Pengelompokan ukuran butir ini sangat krusial dalam geologi karena ukuran butir mencerminkan energi lingkungan pengendapan. Semakin halus butirannya, semakin rendah energi lingkungan tempat material tersebut terendapkan. Batuan yang termasuk dalam kategori sedimen detritus halus meliputi batulanau (siltstone) dan serpih atau batulumpur (shale/mudstone).

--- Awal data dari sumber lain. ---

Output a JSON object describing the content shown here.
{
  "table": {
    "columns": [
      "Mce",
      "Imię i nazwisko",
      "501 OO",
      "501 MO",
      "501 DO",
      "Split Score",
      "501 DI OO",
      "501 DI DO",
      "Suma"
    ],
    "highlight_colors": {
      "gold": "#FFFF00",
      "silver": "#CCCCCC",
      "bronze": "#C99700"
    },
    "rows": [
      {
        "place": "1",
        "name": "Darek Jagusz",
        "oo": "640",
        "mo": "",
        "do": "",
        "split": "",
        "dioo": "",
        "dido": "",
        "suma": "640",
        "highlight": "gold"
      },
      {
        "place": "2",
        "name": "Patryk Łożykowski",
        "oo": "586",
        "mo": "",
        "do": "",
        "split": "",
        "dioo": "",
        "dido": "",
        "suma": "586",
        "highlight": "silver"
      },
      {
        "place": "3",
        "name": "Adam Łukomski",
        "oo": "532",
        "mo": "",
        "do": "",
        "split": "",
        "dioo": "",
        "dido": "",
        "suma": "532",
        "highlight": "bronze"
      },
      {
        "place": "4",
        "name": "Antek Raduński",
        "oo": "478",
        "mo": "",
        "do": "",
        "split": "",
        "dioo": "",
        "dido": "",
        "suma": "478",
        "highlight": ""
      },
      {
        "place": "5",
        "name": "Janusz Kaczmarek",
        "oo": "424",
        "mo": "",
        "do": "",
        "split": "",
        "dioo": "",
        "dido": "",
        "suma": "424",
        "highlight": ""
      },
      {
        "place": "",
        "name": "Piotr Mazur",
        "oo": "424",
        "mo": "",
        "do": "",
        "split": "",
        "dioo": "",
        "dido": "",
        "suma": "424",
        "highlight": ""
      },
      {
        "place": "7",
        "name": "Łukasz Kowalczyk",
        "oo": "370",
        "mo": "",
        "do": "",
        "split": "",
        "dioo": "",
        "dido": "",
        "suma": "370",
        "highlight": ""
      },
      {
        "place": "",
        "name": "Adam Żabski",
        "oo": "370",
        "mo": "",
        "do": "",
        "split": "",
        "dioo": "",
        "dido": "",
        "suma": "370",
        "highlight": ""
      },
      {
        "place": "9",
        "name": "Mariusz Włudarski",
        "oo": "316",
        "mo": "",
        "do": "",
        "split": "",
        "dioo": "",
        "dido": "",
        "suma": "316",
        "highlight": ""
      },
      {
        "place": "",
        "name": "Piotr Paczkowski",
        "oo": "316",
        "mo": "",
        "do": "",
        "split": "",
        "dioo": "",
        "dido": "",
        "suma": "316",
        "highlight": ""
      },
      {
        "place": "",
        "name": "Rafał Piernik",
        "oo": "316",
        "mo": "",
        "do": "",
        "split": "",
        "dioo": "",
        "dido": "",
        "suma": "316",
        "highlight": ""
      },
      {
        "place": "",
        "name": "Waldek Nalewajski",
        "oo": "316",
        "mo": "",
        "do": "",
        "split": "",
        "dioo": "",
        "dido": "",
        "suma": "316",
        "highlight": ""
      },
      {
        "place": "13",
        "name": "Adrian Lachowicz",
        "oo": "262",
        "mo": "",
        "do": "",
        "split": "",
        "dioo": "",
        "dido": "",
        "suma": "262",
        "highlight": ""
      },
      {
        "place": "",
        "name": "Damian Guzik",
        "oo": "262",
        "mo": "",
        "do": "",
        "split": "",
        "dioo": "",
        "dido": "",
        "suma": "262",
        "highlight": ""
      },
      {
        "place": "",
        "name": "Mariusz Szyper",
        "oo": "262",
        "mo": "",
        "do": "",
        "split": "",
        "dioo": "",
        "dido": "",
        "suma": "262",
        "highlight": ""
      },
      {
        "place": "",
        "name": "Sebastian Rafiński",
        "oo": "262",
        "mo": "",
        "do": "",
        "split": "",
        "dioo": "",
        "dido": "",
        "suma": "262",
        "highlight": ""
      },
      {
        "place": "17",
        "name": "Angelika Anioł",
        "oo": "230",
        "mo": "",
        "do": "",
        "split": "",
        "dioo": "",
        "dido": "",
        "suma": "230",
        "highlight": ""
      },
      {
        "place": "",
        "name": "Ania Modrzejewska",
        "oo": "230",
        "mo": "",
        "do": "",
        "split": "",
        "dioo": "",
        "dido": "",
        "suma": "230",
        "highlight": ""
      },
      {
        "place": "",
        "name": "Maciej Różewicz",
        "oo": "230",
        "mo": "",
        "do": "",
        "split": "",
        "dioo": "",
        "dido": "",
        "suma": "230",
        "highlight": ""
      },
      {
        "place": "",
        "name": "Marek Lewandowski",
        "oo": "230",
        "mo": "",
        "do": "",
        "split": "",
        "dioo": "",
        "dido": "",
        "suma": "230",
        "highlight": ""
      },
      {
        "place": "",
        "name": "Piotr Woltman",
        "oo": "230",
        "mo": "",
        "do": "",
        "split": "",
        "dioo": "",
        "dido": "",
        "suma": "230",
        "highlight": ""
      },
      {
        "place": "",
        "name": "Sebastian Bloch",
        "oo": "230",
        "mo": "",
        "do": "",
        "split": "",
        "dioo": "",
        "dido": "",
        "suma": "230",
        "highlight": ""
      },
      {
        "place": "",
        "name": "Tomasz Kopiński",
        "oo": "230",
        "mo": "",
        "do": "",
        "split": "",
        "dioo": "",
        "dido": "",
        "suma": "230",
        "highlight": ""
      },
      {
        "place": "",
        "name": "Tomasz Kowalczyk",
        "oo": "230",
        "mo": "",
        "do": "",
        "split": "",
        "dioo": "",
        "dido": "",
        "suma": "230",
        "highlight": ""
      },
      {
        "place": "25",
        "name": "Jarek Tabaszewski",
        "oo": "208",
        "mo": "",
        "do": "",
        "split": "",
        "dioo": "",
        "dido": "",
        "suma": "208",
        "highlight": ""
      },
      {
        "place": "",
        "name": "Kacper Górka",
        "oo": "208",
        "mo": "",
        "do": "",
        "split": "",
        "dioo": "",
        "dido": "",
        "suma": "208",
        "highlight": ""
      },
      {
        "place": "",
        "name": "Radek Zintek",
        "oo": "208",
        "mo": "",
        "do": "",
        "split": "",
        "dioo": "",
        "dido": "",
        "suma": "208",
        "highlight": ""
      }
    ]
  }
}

Karakteristik utama batuan sedritus halus adalah ukurannya yang kecil. Batulanau tersusun oleh partikel dengan diameter antara 1/256 mm hingga 1/16 mm. Sementara itu, lempung (clay) memiliki ukuran partikel yang lebih kecil lagi, yaitu kurang dari 1/256 mm. Karena ukurannya sangat mikroskopis, mineralogi menjadi faktor penentu utama dalam identifikasi. Mineral utama yang dominan pada batuan ini adalah mineral lempung (seperti kaolinit, illit, dan smektit) serta kuarsa halus dan muskovit.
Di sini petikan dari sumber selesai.